Остались ближние – Владимир, Боброк, Бренк да Тимофей Вельяминов, брат которого, Микула, был воеводой в полку поддержки и оставался там за главного на время отсутствия князей.
– Тебе, Володимер, и тебе, Дмитрий, ключ от победы вручаю, – тихо сказал государь.
Боброк несогласно качнул головой:
– Ключ в твоих руках, княже. Здесь он, в великой пешей рати.
– Здесь щит и меч Руси. Здесь – сила, что Орду перемелет, стены разрушит и путь укажет. Заветный же сундучок победы отпирать вам. Не оброните ключа золотого, не суньте в замок раскаленный до срока. Ты, Володимер, великий воин в бою, знаю, как идут за тобой полки в смертную сечу. Но больно горяч ты, себя забываешь, увидя врага. Слушай Боброка. Его трезвости да твоей ярости вручаю мои надежды. Не гневись, что будет Боброк над тобой вроде моей жесткой руки.
– Что ты, Митя! Какие ныне обиды! Али сам не ведаю слабости моей? Счастлив я, что даешь ты мне первого воеводу.
– Ты же, Дмитрий Михалыч, оставайся при нем до конца, как бы дело ни повернулось на поле. Держи его в руках крепко, да не передержи.

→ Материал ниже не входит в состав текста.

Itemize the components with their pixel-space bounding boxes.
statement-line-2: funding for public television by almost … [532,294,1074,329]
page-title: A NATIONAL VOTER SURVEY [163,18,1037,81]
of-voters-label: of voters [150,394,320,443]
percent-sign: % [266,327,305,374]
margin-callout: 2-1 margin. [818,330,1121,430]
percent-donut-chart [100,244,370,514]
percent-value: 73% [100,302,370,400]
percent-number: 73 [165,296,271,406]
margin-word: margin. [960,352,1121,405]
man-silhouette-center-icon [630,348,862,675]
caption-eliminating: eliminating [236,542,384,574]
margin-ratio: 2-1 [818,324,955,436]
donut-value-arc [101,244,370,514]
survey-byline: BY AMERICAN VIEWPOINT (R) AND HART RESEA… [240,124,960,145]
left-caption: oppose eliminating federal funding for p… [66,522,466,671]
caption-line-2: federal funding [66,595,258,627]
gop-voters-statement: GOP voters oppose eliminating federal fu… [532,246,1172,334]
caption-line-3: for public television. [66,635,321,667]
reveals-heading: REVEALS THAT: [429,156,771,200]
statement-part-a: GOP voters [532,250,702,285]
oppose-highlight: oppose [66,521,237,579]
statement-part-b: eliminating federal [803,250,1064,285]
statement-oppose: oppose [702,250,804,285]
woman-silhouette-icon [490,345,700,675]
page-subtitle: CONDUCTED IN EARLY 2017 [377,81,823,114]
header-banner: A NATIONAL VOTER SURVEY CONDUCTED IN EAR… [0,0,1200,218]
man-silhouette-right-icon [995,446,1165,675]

И вот что оба помните: о том молюсь, чтоб без вас Мамая опрокинуть.
Серпуховской изумленно вздернул бороду, Боброк, напротив, опустил глаза.
– Да, князья! Не славы хочу лишить вас – о славе ли ныне спорим! – но полк отборный сохранить хочу целым и свежим. Орда побежит – не считай ее разбитой: отскочит, соберется да так навалится снова со злобой – кости затрещат. Свежим полком гоните, пока кони несут. Да и союзничков мамаевых забывать нельзя. А даст бог… – Замолк, глубоко вздохнул, как бы решая: договаривать ли? – Даст бог, сохраним силу в битве, может, и далее в степь пойдем, гнездо змеиное разорять. Иначе ведь скоро другой мамай появится.
Посидели в молчании, не хотелось расставаться князьям, чьи судьбы давно завязались в тугой узелок. Ближе, чем родные братья, стали, и в минуту молчания знали, кто о чем думает.
– Значит, сами вперед пойдем, коль вздумает Мамай поджидать Ягайлу с Ольгом? – нарушил молчание Вельяминов.